Multiply the current seed by point P to get a new internal state
Multiply that new state by point Q
Take the x-coordinate of the result and output 30 bytes (with 2 bytes discarded)

The mathematical security of this scheme depends on the assumption that the relationship between P and Q is unknown — that they are two independently chosen points on the curve with no computable relationship between them. NIST published their values without explanation of how they were derived.

In 2007, researchers Dan Shumow and Niels Ferguson presented a 15-slide paper at the CRYPTO rump session with a devastating observation: if someone knows a secret integer e satisfying Q = e·P, they can use just 32 bytes of the generator's output to reconstruct the entire internal state and predict all future outputs. This relationship — a scalar multiple connecting Q back to P — is the backdoor.

The origin of the Q constant published by NIST has never been explained.

A Python Implementation

Here is the basic Dual EC DRBG class, faithful to the NIST specification:

class DualEC():
    def __init__(self, seed, P, Q):
        self.seed = seed
        self.P = P
        self.Q = Q

    def next(self):
        # Update internal state
        r = (self.seed * self.P).x
        self.seed = r
        # Generate output
        out = (r * self.Q).x
        # Truncate: discard top 2 bytes, return 30 bytes
        return out & ((1 << 240) - 1)

The 2-byte truncation is the crack in the armor. It was supposedly a security measure. In reality it is what makes the backdoor exploitable: it leaves just enough information for an attacker with knowledge of e to reconstruct the full point and recover the internal state.

Exploiting the Backdoor

The exploitation procedure requires three helper functions:

1. Modular square root on P-256:

def p256_mod_sqrt(x):
    # P-256 prime p ≡ 3 (mod 4), so sqrt(x) = x^((p+1)/4) mod p
    p = 0xFFFFFFFF00000001000000000000000000000000FFFFFFFFFFFFFFFFFFFFFFFF
    return pow(x, (p + 1) // 4, p)

2. Recover both candidate curve points from a truncated x-coordinate:

def FindPointOnCurve(x_truncated):
    # The 2 discarded bytes give 2^16 = 65536 possible x values
    candidates = []
    for prefix in range(65536):
        x = (prefix << 240) | x_truncated
        # Check if x^3 - 3x + b is a quadratic residue mod p
        y_sq = (pow(x, 3, p) - 3*x + b) % p
        y = p256_mod_sqrt(y_sq)
        if pow(y, 2, p) == y_sq:
            candidates.append((x, y))
            candidates.append((x, p - y))
    return candidates

3. Predict future output:

def GeneratePrediction(observed_output, e, P, Q):
    # For each candidate point reconstructed from observed output:
    for (x, y) in FindPointOnCurve(observed_output):
        # Multiply by e (the secret) to recover internal state candidate
        r_candidate = (e * Point(x, y)).x
        # Use this candidate state to predict next outputs
        predicted = (r_candidate * Q).x & ((1 << 240) - 1)
        yield predicted

The Numbers

On a home computer, the full brute-force search over the 65,536 candidate x-values and the subsequent elliptic curve multiplications complete in approximately two minutes, recovering 28 bytes of the next output with certainty.
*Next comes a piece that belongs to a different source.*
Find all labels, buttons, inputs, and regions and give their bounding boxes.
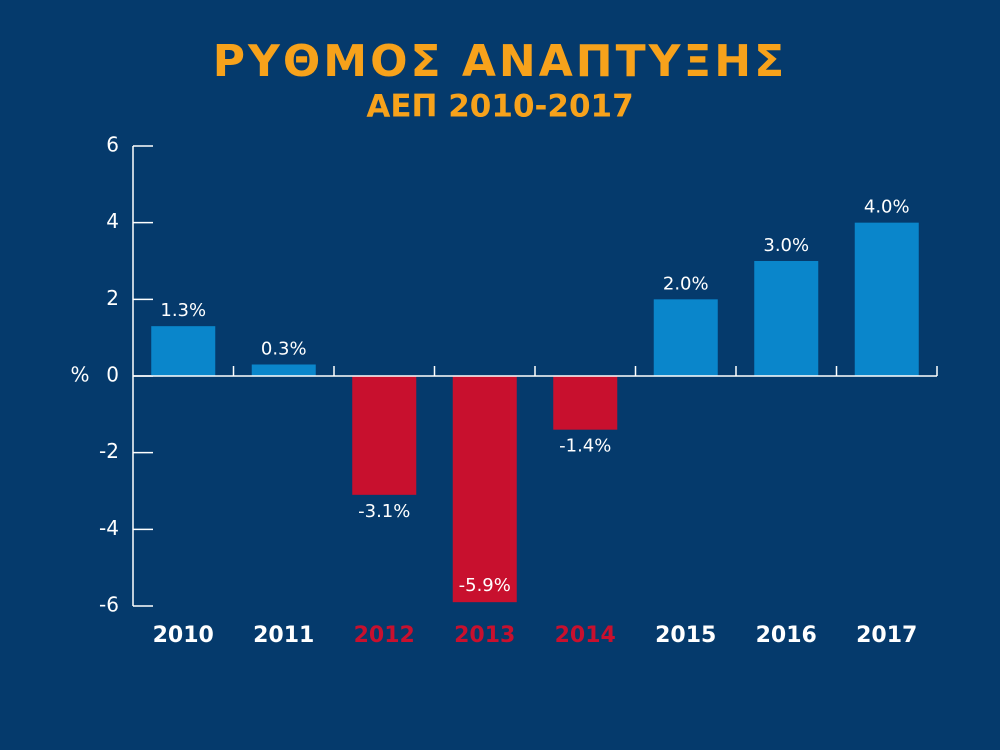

The NSA, operating DoD-class supercomputing infrastructure, could run this against captured SSL handshakes in real time at scale — against the entire internet's encrypted traffic.

Timeline of Events

2006: NIST publishes SP 800-90 including Dual EC DRBG
2007: Shumow & Ferguson present backdoor mechanism at CRYPTO
2007–2013: RSA Security ships Dual EC DRBG as the default generator in its BSAFE library (later reporting it received $10 million from NSA to do so)
2013: Snowden documents confirm the backdoor was intentional
2014: NIST withdraws Dual EC DRBG from its recommendations

The episode demonstrated something uncomfortable: the trust infrastructure of internet cryptography — the standards bodies, the reference implementations, the certified libraries — can be subverted at the mathematical level in ways that are technically detectable but practically invisible for years. The equation was secret. The secret was the equation.